【論説】かんぽ生命保険の不正販売に関する調査の中間報告が先週、公表された。2014~18年度の5年間で、保険業法などの法令や社内規定に反した疑いのある契約が6327件あり、2割強の約1400件に法令違反の可能性があるとした。

 顧客に不利益を与えたとされる約18万3千件のうち約4割しか調査は及ばず、12月末の最終報告で違反が大幅に増えるのは確実。金融庁に報告していた法令違反は、15~18年度の4年間で計73件にすぎなかったことからすれば、従前の社内調査がいかにずさんだったかがうかがい知れる。

 保険料二重払いの返金などを求める希望者は疑心暗鬼からか、2万6036人に上る。日本郵政グループは補償に応じる方針を示しており、要望に誠実に応える必要がある。ただ、調査手法に疑義が生じていることをどう受け止めているのか。電話による調査は耳の遠い高齢者は対応できず、電話は3度までといった手法も取っているとされる。これでは調査自体が顧客の不信を増幅しかねない。

 約3000万件の全契約者に対する調査にも問題がある。返信はがきに契約は「意向通り」だったかなどを問う内容とされるが、返信しなければ、意向通りとみなすという。契約時の記憶がなかったり、不利益に気付いていなかったりするケースもあるだろう。専門家からは「アリバイづくり」との指摘もある。
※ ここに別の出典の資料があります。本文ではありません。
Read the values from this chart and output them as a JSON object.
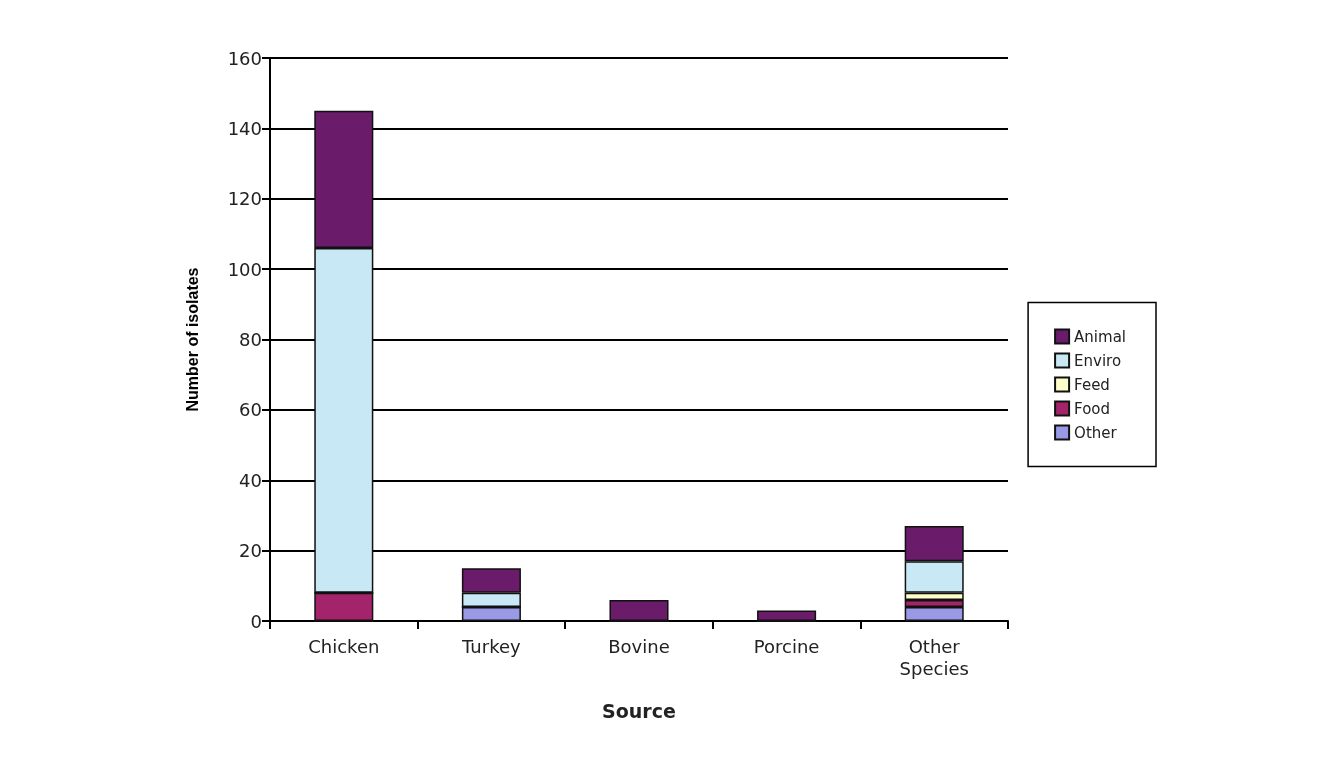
{
  "chart_data": {
    "type": "bar",
    "xlabel": "Source",
    "ylabel": "Number of isolates",
    "categories": [
      "Chicken",
      "Turkey",
      "Bovine",
      "Porcine",
      "Other\nSpecies"
    ],
    "stacked": true,
    "series": [
      {
        "name": "Other",
        "color": "#9999e6",
        "values": [
          0,
          4,
          0,
          0,
          4
        ]
      },
      {
        "name": "Food",
        "color": "#a3246a",
        "values": [
          8,
          0,
          0,
          0,
          2
        ]
      },
      {
        "name": "Feed",
        "color": "#ffffcc",
        "values": [
          0,
          0,
          0,
          0,
          2
        ]
      },
      {
        "name": "Enviro",
        "color": "#c8e8f5",
        "values": [
          98,
          4,
          0,
          0,
          9
        ]
      },
      {
        "name": "Animal",
        "color": "#6a1b6a",
        "values": [
          39,
          7,
          6,
          3,
          10
        ]
      }
    ],
    "ylim": [
      0,
      160
    ],
    "yticks": [
      0,
      20,
      40,
      60,
      80,
      100,
      120,
      140,
      160
    ],
    "grid": "y",
    "legend": "right"
  }
}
 中間報告と同時に公表された外部弁護士による特別調査委員会の報告書は、かんぽ生命と、保険を委託販売している日本郵便の両社の組織風土に問題があったと分析。「顧客本位の業務運営」が浸透せず、過大なノルマ達成へ「恫喝(どうかつ)指導」という不適切な教育が行われていたことなどを挙げた。持ち株会社の日本郵政が適切な統制をしてこなかったことも指摘した。

 調査は半ばだというのに、保険販売の再開時期を10月1日と決めたことも、そうした企業体質の延長線上とみるべきだろう。総務省の批判を受け来年1月へ先送りした。日本郵政の長門正貢社長は記者会見で「取締役会に全く情報が上がってきていなかった」と現場に責任をなすり着けるような発言を繰り返した。企業体質を抜本的に改めない限り、現場は戸惑うばかりであり、失墜した信頼の回復もおぼつかない。

 不正販売を報じた番組を巡り日本郵政がNHKに抗議した問題については、NHKの経営委員会や会長の過剰反応という新たな問題に飛び火している。長門氏は謝罪し、番組を「今となっては全くその通り」と認めた。報道を受け徹底した内部調査や対応策を講じてこそ、まっとうな経営だったと言わざるを得ない。